Come ha risposto Renzi? Con Twitter, naturalmente: "Per dire che Firenze affoga nei debiti bisogna non capire nulla di nuoto oppure non capire nulla di economia. Beppe Grillo nuota bene". E dalla Sicilia ribadiva a Grillo: "Stia tranquillo, le casse di Firenze godono di ottima salute. Purtroppo a causa del patto di stabilità, che dovremmo chiamare patto di stupidità, non possiamo spendere i soldi che abbiamo in cassa, circa 90 milioni", e poi, a chiusura, l'immancabile battuta "format Magnolia": "Si danno il cambio per attaccarmi".

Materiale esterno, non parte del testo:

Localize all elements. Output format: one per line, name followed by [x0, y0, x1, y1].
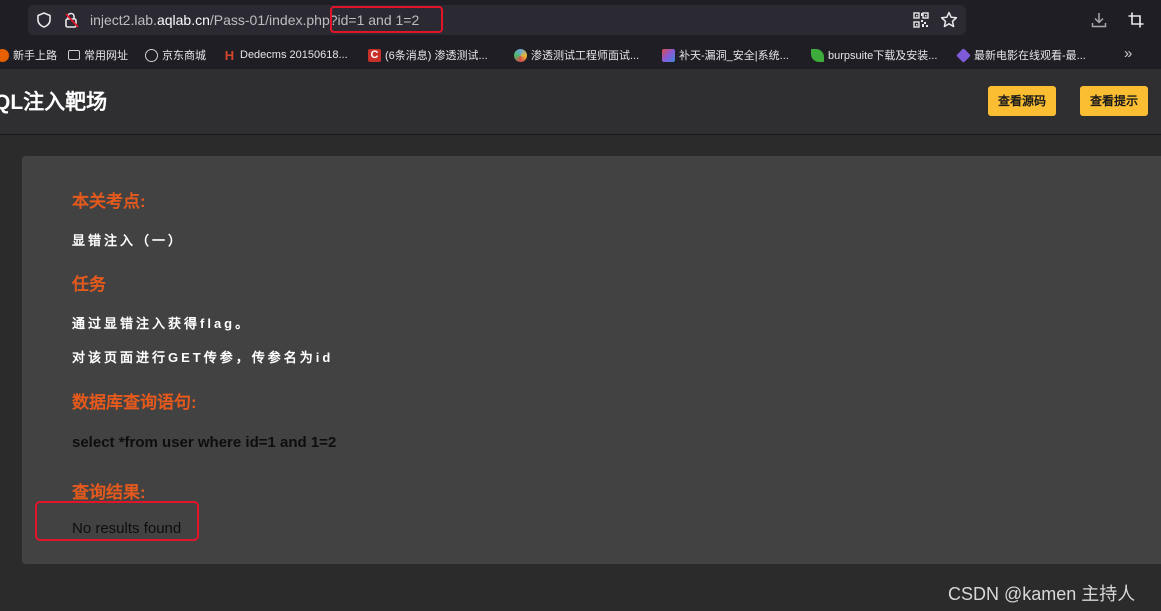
page-title: QL注入靶场 — [0, 91, 108, 114]
result-heading: 查询结果: — [72, 483, 146, 502]
topic-text: 显错注入（一） — [72, 233, 185, 248]
result-highlight-box — [35, 501, 199, 541]
task-heading: 任务 — [72, 275, 106, 294]
firefox-icon — [0, 48, 9, 62]
view-source-button[interactable]: 查看源码 — [988, 86, 1056, 116]
bookmark-item[interactable]: burpsuite下载及安装... — [811, 47, 937, 63]
folder-icon — [68, 50, 80, 60]
download-icon[interactable] — [1090, 11, 1108, 34]
url-prefix: inject2.lab. — [90, 12, 157, 28]
url-query-highlight-box — [330, 6, 443, 33]
bookmark-label: 新手上路 — [13, 50, 57, 62]
bookmark-item[interactable]: 京东商城 — [145, 47, 206, 63]
view-hint-button[interactable]: 查看提示 — [1080, 86, 1148, 116]
bookmark-label: 京东商城 — [162, 50, 206, 62]
bookmark-label: 最新电影在线观看-最... — [974, 50, 1086, 62]
qr-code-icon[interactable] — [913, 12, 929, 33]
bookmark-label: (6条消息) 渗透测试... — [385, 50, 488, 62]
gem-icon — [956, 47, 971, 63]
bookmark-item[interactable]: 补天-漏洞_安全|系统... — [662, 47, 789, 63]
h-icon: H — [224, 47, 235, 63]
lock-warning-icon[interactable] — [63, 11, 81, 34]
bookmark-label: Dedecms 20150618... — [240, 49, 348, 61]
query-statement: select *from user where id=1 and 1=2 — [72, 434, 337, 451]
globe-icon — [145, 48, 158, 62]
bookmark-folder[interactable]: 常用网址 — [68, 47, 128, 63]
shield-icon[interactable] — [36, 12, 52, 33]
bookmarks-overflow-chevron-icon[interactable]: » — [1124, 45, 1132, 62]
pinwheel-icon — [514, 48, 527, 62]
screenshot-crop-icon[interactable] — [1127, 11, 1145, 34]
bookmark-item[interactable]: 新手上路 — [0, 47, 57, 63]
topic-heading: 本关考点: — [72, 192, 146, 211]
bookmark-star-icon[interactable] — [940, 11, 958, 34]
leaf-icon — [811, 48, 824, 62]
bookmark-label: 渗透测试工程师面试... — [531, 50, 640, 62]
watermark: CSDN @kamen 主持人 — [948, 584, 1136, 604]
task-line-1: 通过显错注入获得flag。 — [72, 316, 252, 331]
bookmark-item[interactable]: 渗透测试工程师面试... — [514, 47, 639, 63]
bookmark-label: 常用网址 — [84, 50, 128, 62]
bookmark-item[interactable]: 最新电影在线观看-最... — [956, 47, 1086, 63]
task-line-2: 对该页面进行GET传参，传参名为id — [72, 350, 334, 365]
url-host: aqlab.cn — [156, 12, 210, 28]
bookmark-label: 补天-漏洞_安全|系统... — [679, 50, 789, 62]
query-heading: 数据库查询语句: — [72, 393, 197, 412]
star-mosaic-icon — [662, 48, 675, 62]
bookmark-item[interactable]: C (6条消息) 渗透测试... — [368, 47, 488, 63]
page-header — [0, 69, 1161, 135]
bookmark-item[interactable]: H Dedecms 20150618... — [223, 47, 348, 63]
bookmark-label: burpsuite下载及安装... — [828, 50, 938, 62]
url-path: /Pass-01/index.php — [209, 12, 330, 28]
csdn-c-icon: C — [368, 48, 381, 62]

Notizia di oggi, ma il fatto è accaduto ieri, la Corte dei Conti che continua ad indagare sugli stipendi dei dipendenti comunali di Firenze a partire dal 2011 ha mandato la Guardia di Finanza per acquisire gli atti concerneti "l'entità aggiuntiva degli stipendi conferita oltre a quella fissata dai contratti nazionali" ai 4800 dipendenti comunali, per un ammontare di 50 milioni di euro. Anche la procura qualche mese fa ha aperto un fascicolo. Al momento, si assicura, non risultano indagati né sono state formulate ipotesi di reato riguardo indennità o premi. Oltre a questo nel mirino della Corte dei Conti vi sarebbero, come riporta FirenzeToday, le modalità con cui l'amministrazione comunale ha utilizzato i proventi derivanti da sanzioni amministrative da codice della strada e sulle nuove assunzioni, per le quali "i giudici chiedono modifiche immediate da apportare al bilancio 2012".
A Palazzo Vecchio si smorza dicendo che si tratta di "abituale attività di monitoraggio". Renzi stesso è intervenuto sulla questione oggi a Radio Kiss Kiss: "La Corte dei Conti sezione controllo, non la sezione procura, ha sottolineato delle voci secondo le quali il modo di imputare le multe e concepire il contratto dei dipendenti va rivisto, sono due questioni che risalgono al 2006-07, ma le affrontiamo. Verificheremo come accontentare le considerazioni che vengono dalla Corte dei Conti". Altro contesto, insomma, stesso cliché.